A major development on the revenue side is the rising revenue from personal income taxes. The tax revenue is budgeted to go up by 18% in 2018-19. Its indeed a big estimate given the slow growth rate in the economy. But PIT recorded such a growth rate in the current year as well. The Finance Minister has made a detailed explanation about the logic behind the 18% growth assumption. Number of tax payers expanded and thus the tax base has increased in the last few years.  “In financial year 2016-17, 85.51 lakhs new taxpayers filed their returns of income as against 66.26 lakhs in the immediately preceding year.”

Tax base expansion is notable according to the FM: “number of effective tax payer base increased from 6.47 crores at the beginning of F.Y.14-15 to 8.27 crores at the end of F.Y.16-17.”

  1. Used to this: the disinvestment revenue

Revenue from disinvestment was at historical high in the current year registering Rs 100000 crores. In the coming year as well, the FM has made a big target of Rs 800000 crores. The target also shows shortage of tax receipts to finance the expenditure. Using sizable disinvestment proceeds continuously to finance the budget is undesirable in the long run.

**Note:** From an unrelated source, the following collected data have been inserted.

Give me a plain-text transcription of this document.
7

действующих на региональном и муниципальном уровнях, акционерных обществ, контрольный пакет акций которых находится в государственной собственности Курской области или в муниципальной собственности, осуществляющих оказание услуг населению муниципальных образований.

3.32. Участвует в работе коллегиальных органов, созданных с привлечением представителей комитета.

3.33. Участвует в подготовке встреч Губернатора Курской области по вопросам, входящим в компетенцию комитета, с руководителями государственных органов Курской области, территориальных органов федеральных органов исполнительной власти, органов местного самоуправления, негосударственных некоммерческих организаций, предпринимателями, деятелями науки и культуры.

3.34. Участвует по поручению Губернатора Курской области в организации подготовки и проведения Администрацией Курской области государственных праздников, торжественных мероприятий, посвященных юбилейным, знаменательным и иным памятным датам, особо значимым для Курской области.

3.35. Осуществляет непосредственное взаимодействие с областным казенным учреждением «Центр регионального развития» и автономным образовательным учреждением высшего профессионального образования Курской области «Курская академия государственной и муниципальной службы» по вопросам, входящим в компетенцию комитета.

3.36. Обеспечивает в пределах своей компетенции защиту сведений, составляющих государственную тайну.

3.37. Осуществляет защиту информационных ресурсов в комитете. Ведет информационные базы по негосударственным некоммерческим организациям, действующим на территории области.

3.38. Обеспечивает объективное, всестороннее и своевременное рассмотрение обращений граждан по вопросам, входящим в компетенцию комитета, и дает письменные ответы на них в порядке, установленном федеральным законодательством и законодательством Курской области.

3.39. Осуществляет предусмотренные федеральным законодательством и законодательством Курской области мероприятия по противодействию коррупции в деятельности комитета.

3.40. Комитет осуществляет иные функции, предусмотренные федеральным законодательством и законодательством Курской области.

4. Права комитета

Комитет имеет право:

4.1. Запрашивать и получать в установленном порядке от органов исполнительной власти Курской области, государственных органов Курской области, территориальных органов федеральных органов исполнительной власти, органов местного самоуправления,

  1. Derailed subsidy reforms

Where the budget made a backward step is on subsidies. The budgeted subsidy expenditure goes up weighted on food subsidy bill. Subsidy bill grossed to nearly 2.93 lakh crores up from 2.64 lakh crores in the last budget (revised estimate). This is a growth rate of 11% compared to the total expenditure increase of 10%. At a time when subsidy reforms come at the central stage of fiscal reforms, its sizable expansion becomes a step in the backward direction.

  1. Reform measures

The Finance Minister comes out with several small reform measures. A policy on Outward Direct Investment will be declared soon and this will help Indian investors who are going abroad to make investment. Another reform measures is shifting to Debt-GDP ratio from fiscal deficit as fiscal discipline target. Such a move was suggested by the FRBM Committee.

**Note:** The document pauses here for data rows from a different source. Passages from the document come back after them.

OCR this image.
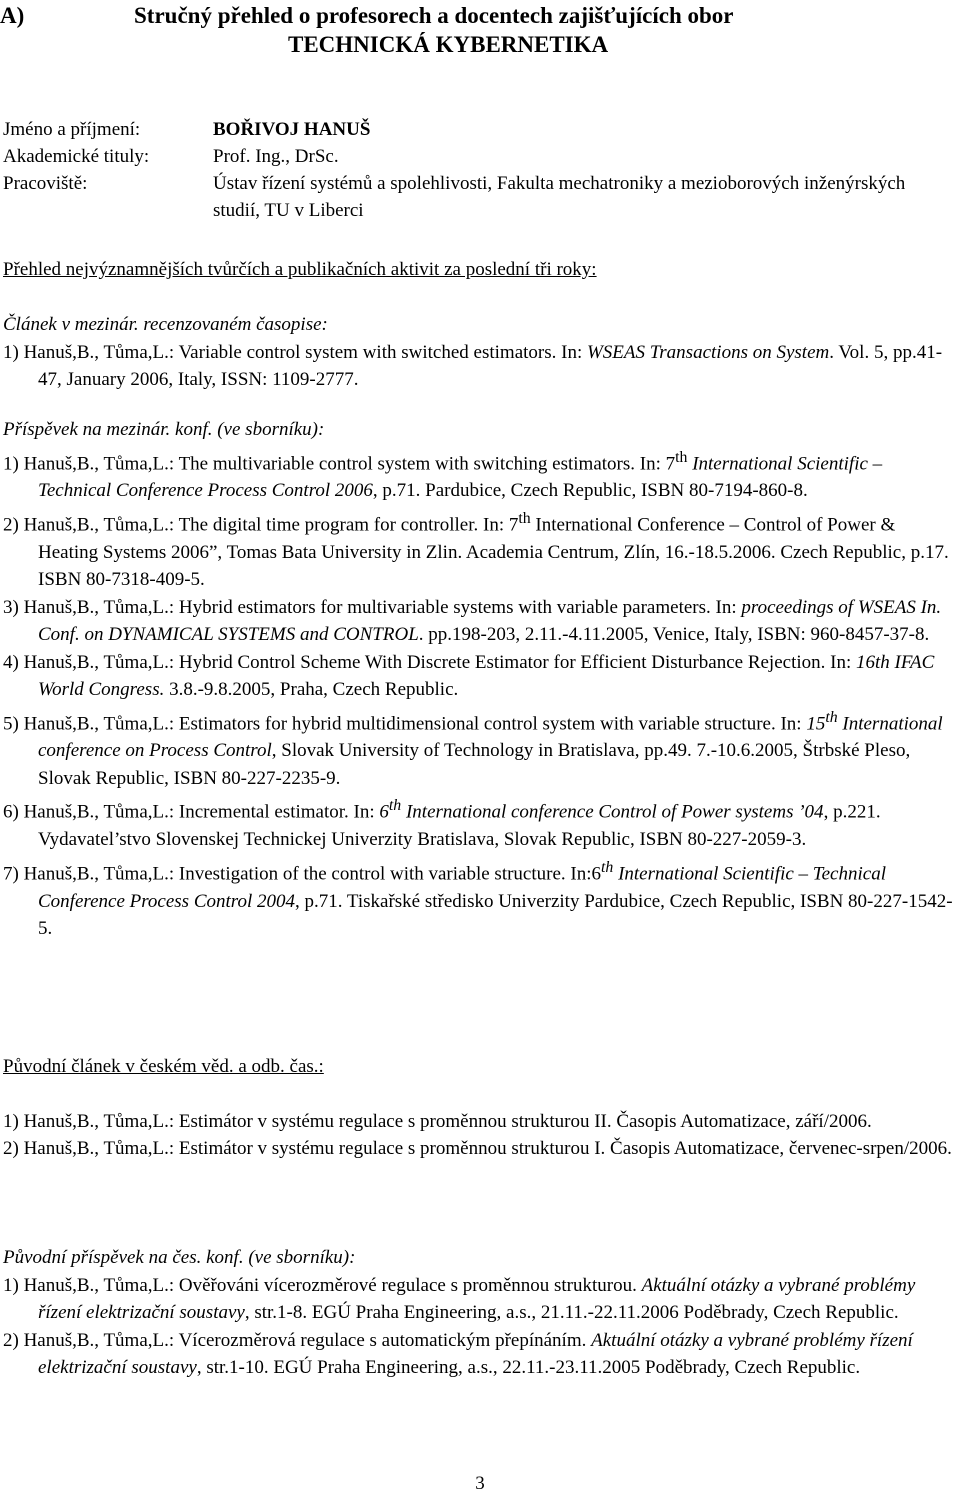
A)	Stručný přehled o profesorech a docentech zajišťujících obor
TECHNICKÁ KYBERNETIKA
Jméno a příjmení:	BOŘIVOJ HANUŠ
Akademické tituly:	Prof. Ing., DrSc.
Pracoviště:	Ústav řízení systémů a spolehlivosti, Fakulta mechatroniky a mezioborových inženýrských studií, TU v Liberci
Přehled nejvýznamnějších tvůrčích a publikačních aktivit za poslední tři roky:
Článek v mezinár. recenzovaném časopise:
1) Hanuš,B., Tůma,L.: Variable control system with switched estimators. In: WSEAS Transactions on System. Vol. 5, pp.41-47, January 2006, Italy, ISSN: 1109-2777.
Příspěvek na mezinár. konf. (ve sborníku):
1) Hanuš,B., Tůma,L.: The multivariable control system with switching estimators. In: 7th International Scientific – Technical Conference Process Control 2006, p.71. Pardubice, Czech Republic, ISBN 80-7194-860-8.
2) Hanuš,B., Tůma,L.: The digital time program for controller. In: 7th International Conference – Control of Power & Heating Systems 2006”, Tomas Bata University in Zlin. Academia Centrum, Zlín, 16.-18.5.2006. Czech Republic, p.17. ISBN 80-7318-409-5.
3) Hanuš,B., Tůma,L.: Hybrid estimators for multivariable systems with variable parameters. In: proceedings of WSEAS In. Conf. on DYNAMICAL SYSTEMS and CONTROL. pp.198-203, 2.11.-4.11.2005, Venice, Italy, ISBN: 960-8457-37-8.
4) Hanuš,B., Tůma,L.: Hybrid Control Scheme With Discrete Estimator for Efficient Disturbance Rejection. In: 16th IFAC World Congress. 3.8.-9.8.2005, Praha, Czech Republic.
5) Hanuš,B., Tůma,L.: Estimators for hybrid multidimensional control system with variable structure. In: 15th International conference on Process Control, Slovak University of Technology in Bratislava, pp.49. 7.-10.6.2005, Štrbské Pleso, Slovak Republic, ISBN 80-227-2235-9.
6) Hanuš,B., Tůma,L.: Incremental estimator. In: 6th International conference Control of Power systems ’04, p.221. Vydavatel’stvo Slovenskej Technickej Univerzity Bratislava, Slovak Republic, ISBN 80-227-2059-3.
7) Hanuš,B., Tůma,L.: Investigation of the control with variable structure. In:6th International Scientific – Technical Conference Process Control 2004, p.71. Tiskařské středisko Univerzity Pardubice, Czech Republic, ISBN 80-227-1542-5.
Původní článek v českém věd. a odb. čas.:
1) Hanuš,B., Tůma,L.: Estimátor v systému regulace s proměnnou strukturou II. Časopis Automatizace, září/2006.
2) Hanuš,B., Tůma,L.: Estimátor v systému regulace s proměnnou strukturou I. Časopis Automatizace, červenec-srpen/2006.
Původní příspěvek na čes. konf. (ve sborníku):
1) Hanuš,B., Tůma,L.: Ověřováni vícerozměrové regulace s proměnnou strukturou. Aktuální otázky a vybrané problémy řízení elektrizační soustavy, str.1-8. EGÚ Praha Engineering, a.s., 21.11.-22.11.2006 Poděbrady, Czech Republic.
2) Hanuš,B., Tůma,L.: Vícerozměrová regulace s automatickým přepínáním. Aktuální otázky a vybrané problémy řízení elektrizační soustavy, str.1-10. EGÚ Praha Engineering, a.s., 22.11.-23.11.2005 Poděbrady, Czech Republic.
3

  1. What makes this budget a social sector plus agricultural sector budget?

The budget leans towards the rural economy in terms of programmes design and fund allocation from the normal. Nearly 21% increase in food subsidy gives a fair picture about agricultural orientation. Government’s intention of ensuring remunerative price including the use of e-NAM and other new initiatives shows the determined effort on the agricultural front. Regarding social sector, the Ayushman sheme, Ujjwala Yojana, the Suabhagya scheme, tax incentives for senior citizens, higher allocation to the NREGS, MUNDRA etc., shows the budget is focused towards agricultural and social sectors.